The stereo spectrum is used in recording studios now as a way to separate the instruments and vocals so they don't pile up on each other, but there is no spatial quality to the music when the panning knob on the mixing board is set to 30 degrees off center and your guitar is stuck there for the whole song. Multi-track stereo recording is essentially just multi-track mono, and they use the pan pots to spread the various tracks out to create an illusion of spatial depth. True Stereo involves a perception of depth like seeing with two eyes, and it does just what they said it did when they invented it.

The word binaural is used to describe a technique of putting 2 mikes in a position that approximates human ears, though I personally use a wider range of mike placements, and often place them farther apart and pointing in more unusual directions. "Recreate the sound of the orchestra in your living room!" the ads used to say. And they were right. Problem is, almost nobody records with just a pair of mikes any more. The classical music engineers used to use two mikes, then they went to multitracking and mixing and after trying it all, a lot of them are back to using two or three well-placed mikes.
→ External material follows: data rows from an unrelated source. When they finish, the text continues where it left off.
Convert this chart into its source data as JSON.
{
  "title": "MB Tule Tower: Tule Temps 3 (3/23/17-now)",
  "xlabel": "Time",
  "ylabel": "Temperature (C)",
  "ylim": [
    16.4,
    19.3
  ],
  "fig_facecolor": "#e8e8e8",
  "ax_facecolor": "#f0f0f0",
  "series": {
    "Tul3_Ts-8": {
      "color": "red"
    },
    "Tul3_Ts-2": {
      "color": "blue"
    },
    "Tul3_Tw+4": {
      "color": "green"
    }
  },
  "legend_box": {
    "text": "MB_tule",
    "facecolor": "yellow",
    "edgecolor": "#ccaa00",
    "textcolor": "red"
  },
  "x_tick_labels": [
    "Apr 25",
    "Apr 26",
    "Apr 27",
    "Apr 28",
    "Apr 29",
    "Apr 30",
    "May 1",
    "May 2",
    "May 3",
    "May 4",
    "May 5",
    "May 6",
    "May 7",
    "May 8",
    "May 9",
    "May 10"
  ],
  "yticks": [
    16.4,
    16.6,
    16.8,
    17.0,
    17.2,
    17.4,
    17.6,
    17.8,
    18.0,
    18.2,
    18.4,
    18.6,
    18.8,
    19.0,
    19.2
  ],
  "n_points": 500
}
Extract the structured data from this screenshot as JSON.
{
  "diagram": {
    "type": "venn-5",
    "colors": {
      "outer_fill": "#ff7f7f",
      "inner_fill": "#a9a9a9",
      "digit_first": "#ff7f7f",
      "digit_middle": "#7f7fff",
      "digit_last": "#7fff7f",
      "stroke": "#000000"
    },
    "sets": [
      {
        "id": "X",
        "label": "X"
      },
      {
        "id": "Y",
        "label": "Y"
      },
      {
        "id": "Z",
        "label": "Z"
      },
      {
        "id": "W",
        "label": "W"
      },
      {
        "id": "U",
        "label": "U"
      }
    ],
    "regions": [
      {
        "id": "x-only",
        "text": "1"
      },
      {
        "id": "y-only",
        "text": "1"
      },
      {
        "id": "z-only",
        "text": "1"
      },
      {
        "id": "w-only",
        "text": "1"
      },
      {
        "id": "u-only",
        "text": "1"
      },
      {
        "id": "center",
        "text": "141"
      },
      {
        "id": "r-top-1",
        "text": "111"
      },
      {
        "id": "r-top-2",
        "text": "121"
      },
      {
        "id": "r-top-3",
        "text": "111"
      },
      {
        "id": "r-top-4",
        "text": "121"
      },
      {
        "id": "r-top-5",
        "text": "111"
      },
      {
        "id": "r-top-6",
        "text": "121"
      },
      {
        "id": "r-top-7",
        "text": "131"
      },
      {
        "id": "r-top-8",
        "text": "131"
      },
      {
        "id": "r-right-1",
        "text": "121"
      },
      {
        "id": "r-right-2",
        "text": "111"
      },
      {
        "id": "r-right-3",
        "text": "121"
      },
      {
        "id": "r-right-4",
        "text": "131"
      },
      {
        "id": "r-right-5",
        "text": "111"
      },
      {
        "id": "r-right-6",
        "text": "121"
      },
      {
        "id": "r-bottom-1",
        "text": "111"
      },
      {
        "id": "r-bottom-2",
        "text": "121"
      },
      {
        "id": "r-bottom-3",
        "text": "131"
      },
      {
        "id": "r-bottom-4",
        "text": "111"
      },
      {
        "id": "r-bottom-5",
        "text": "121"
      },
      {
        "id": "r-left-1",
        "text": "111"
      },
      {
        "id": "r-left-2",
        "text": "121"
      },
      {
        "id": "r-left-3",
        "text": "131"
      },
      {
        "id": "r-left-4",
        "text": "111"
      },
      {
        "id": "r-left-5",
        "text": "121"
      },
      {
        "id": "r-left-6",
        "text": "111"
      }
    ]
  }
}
If your goal is to reproduce on tape the sound of something in real life, you can do an incredible job of it with two mikes and a digital recorder. I have done a good amount of experimenting with the 3-mike, so called Telarc technique which uses one omni mike and two directional mikes, and I find that for recording one or two people, it sounds much sharper and clearer to use a pair of mikes only. Perhaps when recording a bigger sound like a chamber orchestra the 3-mike method is better.

With two mikes in an X-pattern, you get a very 3-dimensional sound when you listen in a proper stereo setting. If you are a singer and you move around ever so slightly while you sing into an X pattern miking configuration, the small motions you make will translate into much larger motions in a living room stereo setting, and your voice will move around the room rather than be locked in absolutely the same place in the stereo spectrum by the panning pot on the mixer.

I think that the musicians of the world have gone totally overboard with overdubbing and multitracking and splicing, and that the world could use more recordings that represented something real that actually happened. To me the act of playing guitar for people is a perfect act, and all I want from musical technology is to interfere with it as little as possible. With two mikes, chosen and placed by me and two speakers chosen and placed by the listener, there is a minimum of noise in the channel between player and listener.

I am going to continue to experiment with recording larger groups of musicians without multi-tracking, and also to pursue the holy grail of on-location recording, which is natural reverb. There is no question that music sounds better in certain acoustical settings, and there may be some way to capture that in a recording.